We also need to remain cognisant of any potentially negative trade-offs, especially for consumers that transfer their pensions savings into a CDC at the point of retirement.
As while joining a workplace scheme is usually an obvious recommendation, it will be the adviser’s task to explain the relative merits of the decumulation-only CDC option for those transferring from DC to decumulation CDC at retirement.
Let’s look at the sources of potential outperformance first.
Higher risk, higher return growth assets for longer
The great years of UK pensions, in which final salary schemes grew to near universal coverage, and provided generous pensions to many, were built on the culture of equity investment.

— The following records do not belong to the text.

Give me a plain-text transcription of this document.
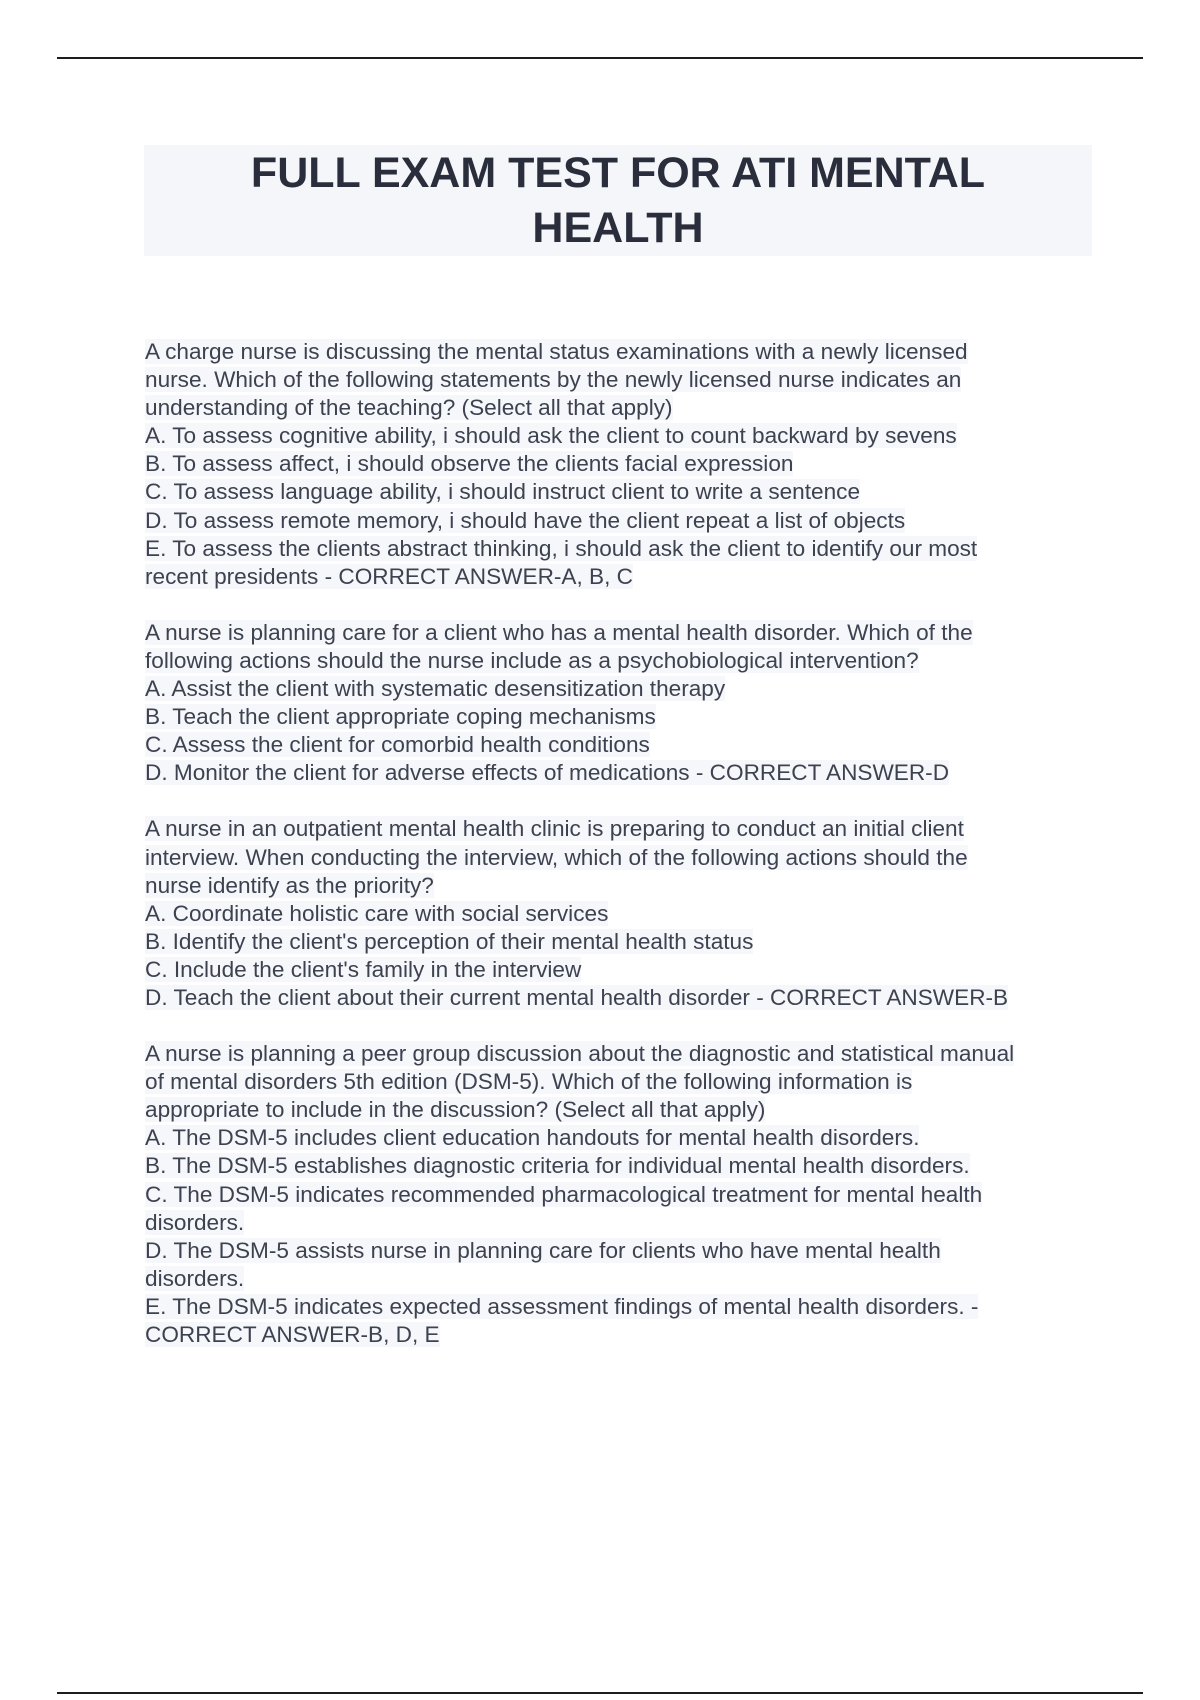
FULL EXAM TEST FOR ATI MENTAL
HEALTH
A charge nurse is discussing the mental status examinations with a newly licensed
nurse. Which of the following statements by the newly licensed nurse indicates an
understanding of the teaching? (Select all that apply)
A. To assess cognitive ability, i should ask the client to count backward by sevens
B. To assess affect, i should observe the clients facial expression
C. To assess language ability, i should instruct client to write a sentence
D. To assess remote memory, i should have the client repeat a list of objects
E. To assess the clients abstract thinking, i should ask the client to identify our most
recent presidents - CORRECT ANSWER-A, B, C
A nurse is planning care for a client who has a mental health disorder. Which of the
following actions should the nurse include as a psychobiological intervention?
A. Assist the client with systematic desensitization therapy
B. Teach the client appropriate coping mechanisms
C. Assess the client for comorbid health conditions
D. Monitor the client for adverse effects of medications - CORRECT ANSWER-D
A nurse in an outpatient mental health clinic is preparing to conduct an initial client
interview. When conducting the interview, which of the following actions should the
nurse identify as the priority?
A. Coordinate holistic care with social services
B. Identify the client's perception of their mental health status
C. Include the client's family in the interview
D. Teach the client about their current mental health disorder - CORRECT ANSWER-B
A nurse is planning a peer group discussion about the diagnostic and statistical manual
of mental disorders 5th edition (DSM-5). Which of the following information is
appropriate to include in the discussion? (Select all that apply)
A. The DSM-5 includes client education handouts for mental health disorders.
B. The DSM-5 establishes diagnostic criteria for individual mental health disorders.
C. The DSM-5 indicates recommended pharmacological treatment for mental health
disorders.
D. The DSM-5 assists nurse in planning care for clients who have mental health
disorders.
E. The DSM-5 indicates expected assessment findings of mental health disorders. -
CORRECT ANSWER-B, D, E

And while defined benefit schemes are now mostly closed to new saving, long-term equity outperformance is not.
Vanguard Investor’s April edition showed that over the past 25 years, the FTSE All World Equity index has returned an average of 6 per cent a year over and above inflation.
This is a strong, healthy return that shows that if you invested your savings in equities, your purchasing power appreciated significantly.
Conversely, Vanguard show if you had invested in cash deposits instead, while your savings would have gone up a little in nominal terms, they would have lost more than 30 per cent in terms of purchasing power.
CDCs can expect to achieve higher growth than typical DC schemes today because they can hold more risk assets for longer. By sharing risk collectively, they can hold more growth assets than would be appropriate for one individual by themselves.
And they can hold these risk assets for far longer – probably all the way to the start of decumulation. By contrast, a typical DC scheme is set on a de-risking glide path over the past 10 to 15 years of a worker’s career.
Typically, from age 50, the DC schemes’ growth assets are steadily, year by year, swapped out for 'safer' assets. So, by retirement age the DC member is largely invested in safe rather than growth assets.
For schemes where the trustees expect the members to cash in their pot at retirement, the safe assets will be money market funds consisting of cash or near cash assets. If the trustees expect members to buy an annuity at retirement, those safe assets will be UK gilts or AAA-rated corporate bonds.